そしてビッジオの適時打で同点に追いつかれ(一死一・二塁)、その後、アローヨが右前安打を放つと、またラフプレーが出た。二塁走者のアブレイは、マクガイアと同様、森捕手を目がけてまたしても猛然と体当たりする。ライト・笹川晃平(浦和学院高3年)の好返球はいったん森のミットに収まったものの、弾き飛ばされてついに日本は逆転を許してしまった。再び倒れこんだ森。一方、生還したアブレイは狂ったように小躍りしながらダグアウトへ。奇声を発してアブレイを迎える米国選手たち。狂っている、狂いすぎている・・・。


■その後、三塁に走者がいる時は、たとえ内野ゴロがあっても、内野手はだれも本塁には送球しなかったたため、点差がどんどん広がってしまった。その理由は簡単。本塁に送球することで、さらに捕手が負傷することを避けたかったから。
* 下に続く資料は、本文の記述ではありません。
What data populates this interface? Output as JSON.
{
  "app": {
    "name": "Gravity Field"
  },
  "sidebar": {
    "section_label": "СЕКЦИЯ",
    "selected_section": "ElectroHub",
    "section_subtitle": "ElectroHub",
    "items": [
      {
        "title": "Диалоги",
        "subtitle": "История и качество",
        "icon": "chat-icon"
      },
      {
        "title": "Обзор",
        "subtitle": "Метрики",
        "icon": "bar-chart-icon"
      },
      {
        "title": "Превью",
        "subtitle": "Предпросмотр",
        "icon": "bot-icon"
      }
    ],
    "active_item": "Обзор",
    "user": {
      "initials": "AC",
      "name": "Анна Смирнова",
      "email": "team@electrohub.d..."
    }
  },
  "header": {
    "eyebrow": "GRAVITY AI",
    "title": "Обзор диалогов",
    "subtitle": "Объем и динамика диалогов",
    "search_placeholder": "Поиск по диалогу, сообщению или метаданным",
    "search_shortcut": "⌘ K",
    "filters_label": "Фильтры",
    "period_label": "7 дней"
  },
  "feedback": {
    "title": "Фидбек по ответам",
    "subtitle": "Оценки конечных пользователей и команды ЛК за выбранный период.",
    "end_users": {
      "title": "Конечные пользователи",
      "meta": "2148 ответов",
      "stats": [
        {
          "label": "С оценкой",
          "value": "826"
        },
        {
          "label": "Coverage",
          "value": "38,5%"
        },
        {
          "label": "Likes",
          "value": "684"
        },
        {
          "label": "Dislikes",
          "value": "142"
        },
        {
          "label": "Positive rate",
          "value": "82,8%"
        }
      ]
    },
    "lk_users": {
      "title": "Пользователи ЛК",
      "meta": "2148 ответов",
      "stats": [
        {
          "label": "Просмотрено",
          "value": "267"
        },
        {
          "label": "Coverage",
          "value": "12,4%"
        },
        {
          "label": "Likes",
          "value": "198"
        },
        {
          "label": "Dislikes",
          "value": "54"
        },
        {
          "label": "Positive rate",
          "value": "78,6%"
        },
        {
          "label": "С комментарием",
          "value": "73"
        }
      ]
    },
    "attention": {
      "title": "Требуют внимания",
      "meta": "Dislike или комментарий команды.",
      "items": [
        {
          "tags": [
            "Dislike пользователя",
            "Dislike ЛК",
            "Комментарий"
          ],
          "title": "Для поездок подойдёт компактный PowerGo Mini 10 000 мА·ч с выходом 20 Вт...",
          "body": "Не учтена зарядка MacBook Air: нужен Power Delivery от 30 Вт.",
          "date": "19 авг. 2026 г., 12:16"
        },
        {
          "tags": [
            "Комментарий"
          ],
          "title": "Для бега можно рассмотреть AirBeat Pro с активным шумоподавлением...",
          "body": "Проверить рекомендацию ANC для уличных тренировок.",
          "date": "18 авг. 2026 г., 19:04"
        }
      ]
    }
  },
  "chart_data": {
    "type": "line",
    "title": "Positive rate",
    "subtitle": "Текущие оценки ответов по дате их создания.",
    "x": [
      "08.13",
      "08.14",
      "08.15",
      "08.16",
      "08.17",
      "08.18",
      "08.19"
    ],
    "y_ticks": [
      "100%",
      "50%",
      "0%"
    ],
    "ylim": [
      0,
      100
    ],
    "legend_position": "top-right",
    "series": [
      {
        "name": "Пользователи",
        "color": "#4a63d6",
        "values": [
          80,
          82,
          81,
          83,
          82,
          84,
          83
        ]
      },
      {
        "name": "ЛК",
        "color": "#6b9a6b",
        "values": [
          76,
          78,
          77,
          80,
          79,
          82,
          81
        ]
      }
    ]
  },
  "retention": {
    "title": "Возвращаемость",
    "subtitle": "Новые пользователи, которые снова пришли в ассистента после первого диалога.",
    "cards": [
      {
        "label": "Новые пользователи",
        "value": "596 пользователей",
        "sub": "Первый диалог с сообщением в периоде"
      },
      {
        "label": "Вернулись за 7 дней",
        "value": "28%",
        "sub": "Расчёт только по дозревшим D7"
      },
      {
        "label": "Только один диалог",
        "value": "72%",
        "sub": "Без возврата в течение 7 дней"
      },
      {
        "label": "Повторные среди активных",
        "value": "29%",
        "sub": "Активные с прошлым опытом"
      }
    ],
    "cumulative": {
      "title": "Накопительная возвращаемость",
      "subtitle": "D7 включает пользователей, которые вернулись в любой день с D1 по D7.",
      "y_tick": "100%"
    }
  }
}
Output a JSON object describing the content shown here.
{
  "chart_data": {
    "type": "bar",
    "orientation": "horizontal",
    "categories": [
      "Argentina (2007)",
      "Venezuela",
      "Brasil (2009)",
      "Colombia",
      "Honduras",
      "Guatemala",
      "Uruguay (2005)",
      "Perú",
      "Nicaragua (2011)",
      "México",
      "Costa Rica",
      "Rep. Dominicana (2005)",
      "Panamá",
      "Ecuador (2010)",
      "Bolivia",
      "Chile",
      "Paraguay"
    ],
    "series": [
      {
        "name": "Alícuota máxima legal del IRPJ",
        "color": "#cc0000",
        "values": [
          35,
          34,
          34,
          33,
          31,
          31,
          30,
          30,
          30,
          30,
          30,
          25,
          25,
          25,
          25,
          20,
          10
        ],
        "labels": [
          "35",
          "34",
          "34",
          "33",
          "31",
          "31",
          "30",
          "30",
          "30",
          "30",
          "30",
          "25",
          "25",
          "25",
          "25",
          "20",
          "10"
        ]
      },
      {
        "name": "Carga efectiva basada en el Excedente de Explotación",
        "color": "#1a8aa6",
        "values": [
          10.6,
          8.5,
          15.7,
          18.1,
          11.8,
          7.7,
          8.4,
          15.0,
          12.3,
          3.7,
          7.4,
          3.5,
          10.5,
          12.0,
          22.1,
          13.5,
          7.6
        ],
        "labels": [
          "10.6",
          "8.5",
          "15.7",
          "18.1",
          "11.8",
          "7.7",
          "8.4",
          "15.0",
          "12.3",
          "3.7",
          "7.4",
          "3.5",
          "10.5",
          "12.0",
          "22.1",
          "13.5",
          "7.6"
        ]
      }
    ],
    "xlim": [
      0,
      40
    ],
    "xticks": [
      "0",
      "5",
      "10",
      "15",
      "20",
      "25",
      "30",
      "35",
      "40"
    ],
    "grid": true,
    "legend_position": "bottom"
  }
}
米国は自他ともに認める野球大国のはず。だが今日の彼らのプレーはそもそも野球ではない。勝つためには手段を選ばないといった表現さえ当てはまらない。それ以下である。日本選手の身体を痛めつける手段として、たまたま野球をやっている・・・、そう思えるほどに悪質だった。野球選手と言うより、アウトロー(闇)の世界で将来生きていったほうがよっぽど似合う。

そしてそんなラフプレーを認める主催者の見識も疑ってしまう。敗れた日本は明日5位決定戦にまわるが、そんな試合はやめてさっさと帰国したほうがよい。選手の身体こそ大切だ。そして次回以降、この大会に出場する必要はないと思う。こんな大会で仮に優勝しても何ら価値はない。